Obwohl sie selten länger als drei Tage in die selbe Richtung zogen, entdeckten sie, daß sie überwiegend westwärts vorangekommen waren und sich nun fast am äußersten Rand des Outback befanden. Dies erfuhren sie in einem Ort namens Vectis Minima, der aus einer Wegkreuzung und einer Raststätte mit fünf Kabinen bestand, über die ein fahläugiger alter Mann wachte, dessen Gesicht zernarbter und kummervoller wirkte als das Antlitz des Mondes. Sie suchten hier Unterschlupf vor einem kalten schwarzen Regen, der in flachen Bahnen über das Land fegte, ohne den Boden zu treffen, der sie aber dennoch bis in die Knochen frieren ließ. Dort fragte Gilgamesch aus einer launigen Neugier, wo sie sich befänden und was vor ihnen liege.

»Ihr seid hier an die zwölf Tagesreisen von der See entfernt«, unterrichtete sie der alte runzelige Gastwirt.

»Der See? Welcher See?« Gilgamesch war überrascht.

»Na, dem Weißen Meer, dem Dämonenmeer. Was sonst? Mit was für einem anderen Meer habt ihr denn gerechnet?«

»Das mußte ja so kommen«, brummte Gilgamesch. »Wir sind Fremde aus dem Osten.«

»Aha, dem Osten«, sagte der Wirt. »Dem Vulking-Land, ja? Oder aus Lord Wolframs Domäne?«

»Nein, noch weiter im Osten«, sagte Gilgamesch. »Tausend Tripelmeilen, vielleicht auch zehntausend. Zuletzt waren wir in Nova Roma zu Hause.«

»In Nova Roma«, sagte der Alte leise, als hätte Gilgamesch von einem fremden Stern gesprochen. »Ja, dann seid ihr also aus Nova Roma? Aber dann seid ihr weit weg von dort. Seht her!« Und er tunkte die Fingerspitze in den herben grauen Hauswein und zog eine Linie über das splitternde Holz der Tischplatte. »Also, das Meer liegt da, und wir sind hier drüben. Das ist der Weg nach Lo-yang und das da der Weg nach Cabuldidiri. Ihr kennt diese Orte? Nein?

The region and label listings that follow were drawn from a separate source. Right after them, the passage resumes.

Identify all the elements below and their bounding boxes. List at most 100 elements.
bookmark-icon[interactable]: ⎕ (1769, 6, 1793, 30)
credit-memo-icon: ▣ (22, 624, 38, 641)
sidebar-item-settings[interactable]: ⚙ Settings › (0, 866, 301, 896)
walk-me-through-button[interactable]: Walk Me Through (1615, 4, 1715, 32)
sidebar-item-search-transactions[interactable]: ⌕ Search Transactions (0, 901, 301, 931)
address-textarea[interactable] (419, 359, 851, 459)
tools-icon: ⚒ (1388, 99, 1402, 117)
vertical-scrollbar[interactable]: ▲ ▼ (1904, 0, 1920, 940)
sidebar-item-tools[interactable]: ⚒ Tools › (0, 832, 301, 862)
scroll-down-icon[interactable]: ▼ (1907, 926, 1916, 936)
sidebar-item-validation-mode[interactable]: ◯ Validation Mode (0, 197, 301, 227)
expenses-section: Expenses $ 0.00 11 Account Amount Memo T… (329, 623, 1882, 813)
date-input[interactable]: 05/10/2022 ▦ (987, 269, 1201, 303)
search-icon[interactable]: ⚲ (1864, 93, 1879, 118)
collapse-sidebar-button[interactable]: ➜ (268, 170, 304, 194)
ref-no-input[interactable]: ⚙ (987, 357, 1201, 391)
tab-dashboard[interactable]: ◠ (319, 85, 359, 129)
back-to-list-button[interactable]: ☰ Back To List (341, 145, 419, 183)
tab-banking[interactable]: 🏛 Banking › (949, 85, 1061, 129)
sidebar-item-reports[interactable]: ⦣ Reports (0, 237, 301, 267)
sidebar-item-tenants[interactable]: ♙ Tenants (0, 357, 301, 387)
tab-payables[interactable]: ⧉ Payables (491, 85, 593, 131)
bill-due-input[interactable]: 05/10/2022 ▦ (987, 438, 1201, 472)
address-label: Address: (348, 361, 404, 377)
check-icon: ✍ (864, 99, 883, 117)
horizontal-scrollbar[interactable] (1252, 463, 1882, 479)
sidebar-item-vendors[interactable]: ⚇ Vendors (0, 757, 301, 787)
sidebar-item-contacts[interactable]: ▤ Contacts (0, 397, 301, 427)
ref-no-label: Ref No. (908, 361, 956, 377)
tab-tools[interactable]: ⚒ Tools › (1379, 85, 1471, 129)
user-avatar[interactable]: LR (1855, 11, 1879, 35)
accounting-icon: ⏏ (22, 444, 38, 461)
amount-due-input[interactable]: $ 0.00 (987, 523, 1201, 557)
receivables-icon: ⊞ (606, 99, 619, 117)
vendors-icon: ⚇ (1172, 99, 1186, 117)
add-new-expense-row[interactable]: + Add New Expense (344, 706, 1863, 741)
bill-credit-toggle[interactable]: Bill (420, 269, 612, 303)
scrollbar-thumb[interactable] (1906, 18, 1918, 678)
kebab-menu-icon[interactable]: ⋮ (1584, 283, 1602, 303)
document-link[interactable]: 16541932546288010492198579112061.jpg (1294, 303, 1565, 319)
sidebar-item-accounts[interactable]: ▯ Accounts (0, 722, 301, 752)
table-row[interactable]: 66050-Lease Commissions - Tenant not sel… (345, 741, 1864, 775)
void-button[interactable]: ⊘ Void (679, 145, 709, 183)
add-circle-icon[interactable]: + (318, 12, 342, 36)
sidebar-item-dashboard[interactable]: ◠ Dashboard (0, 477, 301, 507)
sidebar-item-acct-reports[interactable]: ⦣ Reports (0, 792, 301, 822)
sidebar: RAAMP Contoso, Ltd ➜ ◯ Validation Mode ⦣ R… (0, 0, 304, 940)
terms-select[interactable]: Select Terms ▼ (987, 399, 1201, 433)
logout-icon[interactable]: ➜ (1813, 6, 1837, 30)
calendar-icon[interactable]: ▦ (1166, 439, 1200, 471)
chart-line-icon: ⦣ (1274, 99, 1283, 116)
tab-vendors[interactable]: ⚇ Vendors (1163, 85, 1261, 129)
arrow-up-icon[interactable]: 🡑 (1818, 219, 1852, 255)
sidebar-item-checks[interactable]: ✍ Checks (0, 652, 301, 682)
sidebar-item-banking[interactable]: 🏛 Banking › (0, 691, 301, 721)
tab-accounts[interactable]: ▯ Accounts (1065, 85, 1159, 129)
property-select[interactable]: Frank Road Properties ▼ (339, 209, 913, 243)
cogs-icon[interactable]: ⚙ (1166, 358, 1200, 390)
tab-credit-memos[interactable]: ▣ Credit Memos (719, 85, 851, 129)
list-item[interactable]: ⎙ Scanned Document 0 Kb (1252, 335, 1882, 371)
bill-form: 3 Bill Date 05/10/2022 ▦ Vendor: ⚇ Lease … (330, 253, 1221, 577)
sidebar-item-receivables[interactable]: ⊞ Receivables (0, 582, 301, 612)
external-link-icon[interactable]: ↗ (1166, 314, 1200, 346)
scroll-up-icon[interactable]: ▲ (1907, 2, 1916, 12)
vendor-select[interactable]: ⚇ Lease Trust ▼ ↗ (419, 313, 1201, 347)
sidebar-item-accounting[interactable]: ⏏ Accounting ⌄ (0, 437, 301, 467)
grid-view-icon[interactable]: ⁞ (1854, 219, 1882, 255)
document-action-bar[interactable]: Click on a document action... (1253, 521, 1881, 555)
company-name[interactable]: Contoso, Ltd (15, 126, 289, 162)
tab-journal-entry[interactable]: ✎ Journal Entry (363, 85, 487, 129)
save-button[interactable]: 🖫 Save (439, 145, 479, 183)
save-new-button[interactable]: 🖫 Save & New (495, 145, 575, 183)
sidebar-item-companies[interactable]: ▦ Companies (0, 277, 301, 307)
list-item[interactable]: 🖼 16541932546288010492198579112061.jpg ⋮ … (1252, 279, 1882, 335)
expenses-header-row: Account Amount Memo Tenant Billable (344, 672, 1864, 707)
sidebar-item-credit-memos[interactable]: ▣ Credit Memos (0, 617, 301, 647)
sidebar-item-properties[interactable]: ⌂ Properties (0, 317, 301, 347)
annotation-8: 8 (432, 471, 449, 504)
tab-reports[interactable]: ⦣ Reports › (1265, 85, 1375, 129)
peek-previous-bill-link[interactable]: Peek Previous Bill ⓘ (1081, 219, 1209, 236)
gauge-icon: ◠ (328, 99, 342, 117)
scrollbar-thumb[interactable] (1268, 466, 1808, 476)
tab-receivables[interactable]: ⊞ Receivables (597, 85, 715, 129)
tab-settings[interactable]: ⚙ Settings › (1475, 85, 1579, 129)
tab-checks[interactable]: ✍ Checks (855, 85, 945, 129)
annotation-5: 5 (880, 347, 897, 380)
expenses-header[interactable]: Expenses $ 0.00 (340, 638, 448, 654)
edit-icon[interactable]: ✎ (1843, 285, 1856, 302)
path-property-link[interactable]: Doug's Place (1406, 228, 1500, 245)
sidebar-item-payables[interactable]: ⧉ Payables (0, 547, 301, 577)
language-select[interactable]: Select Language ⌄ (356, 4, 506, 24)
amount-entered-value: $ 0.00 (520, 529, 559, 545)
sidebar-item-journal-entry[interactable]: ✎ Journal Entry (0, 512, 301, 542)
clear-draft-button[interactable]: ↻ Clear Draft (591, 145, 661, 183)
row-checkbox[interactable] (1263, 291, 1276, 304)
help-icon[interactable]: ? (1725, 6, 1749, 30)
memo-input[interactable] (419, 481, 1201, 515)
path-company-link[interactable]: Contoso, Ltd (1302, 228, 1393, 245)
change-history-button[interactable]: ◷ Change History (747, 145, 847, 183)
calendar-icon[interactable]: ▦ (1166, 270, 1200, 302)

Nun, verpaßt habt ihr dabei nicht viel. Und das da führt direkt weiter zur Brasil-Insel, von der ihr sicherlich gehört habt.«

»Brasil?« sagte Gilgamesch. »Was ist das?«

»Ich kenne es«, sagte Enkidu plötzlich. »Wenigstens vom Hörensagen. Die berühmte Insel der Weisen und der Magier, nicht wahr?«

»So ist es. Die Zauberinsel. Die Spukinsel«, sagte der Wirt. »Wo Simon der Magus als König herrscht, und mögen euch alle Dämonen davor bewahren, dem zu begegnen. Nun, und diese Berge hier, das sind die Mottenberge« — er zeichnete sie mit weiteren Weinspuren auf das dürre Holz — »und hinter denen liegen fünf Städte, und sie heißen Torfaeus, Gardilone, Pizigani, Camerata und — also, es gibt da noch eine fünfte Stadt, aber ihr Name fällt mir momentan nicht ein. Und wenn man von hier aus nordwärts geht…«

»Es reicht«, unterbrach ihn Gilgamesch. »Du sagst mir mehr, als ich wissen möchte.«

Seine Stimmung war mit jedem Namen düsterer geworden, den der Alte über die Lippen gerollt hatte. Er hatte nicht erwartet, schon so bald ans Ende der Wüste zu gelangen, doch es wurde ihm klar, daß es vielleicht überhaupt nicht ›so bald‹ war, sondern daß er und Enkidu Jahre, vielleicht Jahrhunderte in der Ödnis verbracht hatten, seit sie vom Hof des Priesterkönigs Johannes aufbrachen, während sie doch geglaubt hatten, es seien nur etliche Monate gewesen. Der Ablauf der Zeit war höchst unbestimmt hier. Und nun lag direkt vor ihm eine Küstenregion, die er noch nicht kannte, die aber allem Anschein nach derjenigen recht ähnlich war, die er hinter sich gelassen hatte: weitere Städte, weitere Könige, wieder neue Ränke und wieder die gleiche Torheit. Am besten wäre es wohl kehrtzumachen und wieder ins Kernland zurück zu ziehen. Das hatten sie doch gewiß noch nicht gänzlich durchstreift.